School of Product 2023 - Cécile Désaunay : Repenser les produits et services à l'ère de la déconsommation

Fin août, le PDG de Carrefour a alerté sur le fait que les Français vivaient un "tsunami de déconsommation". Mais si ce tsunami était en réalité une marée lente composée de plusieurs vagues ? Et si c'était aussi une bonne nouvelle? Directrice d’études à Futuribles, une organisation indépendante consacrée à la prospective, Cécile Désaunay analyse les transformations de la société, des modes de vie et de la consommation depuis 15 ans. Elle est venue, lors de la School of Product 2023, décrypter les tendances actuelles de consommation et nous livrer quelques pistes de réflexion sur les modèles produits et services émergents.

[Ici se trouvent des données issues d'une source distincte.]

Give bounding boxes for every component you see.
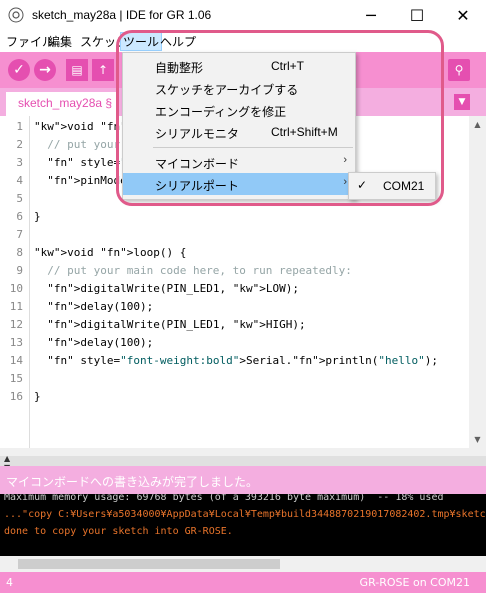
code-line[interactable]: "fn">digitalWrite(PIN_LED1, "kw">HIGH);	[34, 318, 305, 331]
open-sketch-button[interactable]: ↑	[92, 59, 114, 81]
line-number: 14	[9, 354, 23, 367]
line-number: 7	[16, 228, 23, 241]
menu-item[interactable]: スケッチをアーカイブする	[123, 77, 355, 99]
menu-help[interactable]: ヘルプ	[158, 33, 198, 51]
line-number: 11	[9, 300, 23, 313]
code-line[interactable]: "fn">digitalWrite(PIN_LED1, "kw">LOW);	[34, 282, 299, 295]
code-line[interactable]: "kw">void "fn">loop() {	[34, 246, 186, 259]
console-line: done to copy your sketch into GR-ROSE.	[4, 526, 233, 537]
upload-button[interactable]: →	[34, 59, 56, 81]
title-bar: sketch_may28a | IDE for GR 1.06 ─ ☐ ✕	[0, 0, 486, 30]
window-title: sketch_may28a | IDE for GR 1.06	[32, 8, 212, 22]
menu-item[interactable]: シリアルモニタ Ctrl+Shift+M	[123, 121, 355, 143]
serial-port-submenu: ✓ COM21	[348, 172, 436, 200]
scrollbar-thumb[interactable]	[18, 559, 280, 569]
line-number: 1	[16, 120, 23, 133]
menu-item-label: マイコンボード	[155, 157, 240, 171]
code-line[interactable]: }	[34, 210, 41, 223]
code-line[interactable]: "fn">delay(100);	[34, 336, 153, 349]
line-number: 8	[16, 246, 23, 259]
code-line[interactable]: "fn" style="font-weight:bold">Serial."fn…	[34, 354, 438, 367]
splitter[interactable]: ▲▼	[0, 454, 486, 472]
scroll-up-icon[interactable]: ▲	[469, 116, 486, 133]
line-number: 9	[16, 264, 23, 277]
minimize-button[interactable]: ─	[348, 0, 394, 30]
console-line: ..."copy C:¥Users¥a5034000¥AppData¥Local…	[4, 509, 486, 520]
menu-item[interactable]: エンコーディングを修正	[123, 99, 355, 121]
board-port-label: GR-ROSE on COM21	[359, 576, 470, 589]
line-number: 10	[9, 282, 23, 295]
status-message: マイコンボードへの書き込みが完了しました。	[6, 475, 259, 489]
current-line-number: 4	[6, 576, 13, 589]
close-button[interactable]: ✕	[440, 0, 486, 30]
line-number: 5	[16, 192, 23, 205]
menu-item-label: シリアルポート	[155, 179, 239, 193]
submenu-item-com21[interactable]: COM21	[383, 179, 424, 193]
menu-tools[interactable]: ツール	[120, 32, 163, 51]
serial-monitor-button[interactable]: ⚲	[448, 59, 470, 81]
submenu-arrow-icon: ›	[343, 154, 347, 166]
console-line: Maximum memory usage: 69768 bytes (of a …	[4, 494, 444, 503]
code-line[interactable]: "fn">delay(100);	[34, 300, 153, 313]
footer-bar: 4 GR-ROSE on COM21	[0, 572, 486, 593]
tools-menu-dropdown: 自動整形 Ctrl+T スケッチをアーカイブする エンコーディングを修正 シリアルモニタ…	[122, 52, 356, 200]
line-number: 15	[9, 372, 23, 385]
menu-item[interactable]: マイコンボード ›	[123, 151, 355, 173]
code-line[interactable]: }	[34, 390, 41, 403]
menu-item-label: 自動整形	[155, 61, 204, 75]
line-number: 12	[9, 318, 23, 331]
line-number-gutter: 1 2 3 4 5 6 7 8 9 10 11 12 13 14 15 16	[0, 116, 30, 448]
code-line[interactable]: // put your main code here, to run repea…	[34, 264, 352, 277]
scroll-down-icon[interactable]: ▼	[469, 431, 486, 448]
code-line[interactable]: // put your	[34, 138, 120, 151]
menu-item-label: スケッチをアーカイブする	[155, 83, 299, 97]
menu-item-label: エンコーディングを修正	[155, 105, 287, 119]
editor-vertical-scrollbar[interactable]: ▲ ▼	[469, 116, 486, 448]
submenu-arrow-icon: ›	[343, 176, 347, 188]
menu-item-shortcut: Ctrl+T	[271, 59, 304, 73]
new-sketch-button[interactable]: ▤	[66, 59, 88, 81]
line-number: 6	[16, 210, 23, 223]
tab-sketch[interactable]: sketch_may28a §	[6, 92, 118, 116]
menu-edit[interactable]: 編集	[46, 33, 74, 51]
console-horizontal-scrollbar[interactable]	[0, 556, 486, 572]
line-number: 2	[16, 138, 23, 151]
status-bar: マイコンボードへの書き込みが完了しました。	[0, 466, 486, 494]
check-icon: ✓	[357, 178, 368, 192]
app-icon	[8, 7, 24, 23]
menu-item-label: シリアルモニタ	[155, 127, 239, 141]
maximize-button[interactable]: ☐	[394, 0, 440, 30]
verify-button[interactable]: ✓	[8, 59, 30, 81]
line-number: 16	[9, 390, 23, 403]
menu-separator	[153, 147, 353, 148]
menu-item-shortcut: Ctrl+Shift+M	[271, 125, 338, 139]
menu-bar: ファイル 編集 スケッチ ツール ヘルプ	[0, 30, 486, 52]
menu-item[interactable]: シリアルポート ›	[123, 173, 355, 195]
console-output: Maximum memory usage: 69768 bytes (of a …	[0, 494, 486, 556]
line-number: 4	[16, 174, 23, 187]
tab-menu-button[interactable]: ▼	[454, 94, 470, 110]
menu-item[interactable]: 自動整形 Ctrl+T	[123, 55, 355, 77]
line-number: 13	[9, 336, 23, 349]
line-number: 3	[16, 156, 23, 169]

Qu’est ce que la déconsommation ?

Commençons par la définition officielle de la déconsommation : tendance générale à consommer moins, par souci d’économie, mais aussi à acheter mieux et autrement, en vertu de préoccupations éthiques et environnementales (aspirations à la décroissance pour préserver les ressources de la planète, notamment). Dictionnaire Larousse

Pourquoi parle-t-on de déconsommation ?

Le concept de déconsommation est encore peu connu et souvent déformé. Pourtant, pour Cécile, nous sommes déjà pour partie dans l’ère de la déconsommation alors même que la consommation correspond à 60% du PIB.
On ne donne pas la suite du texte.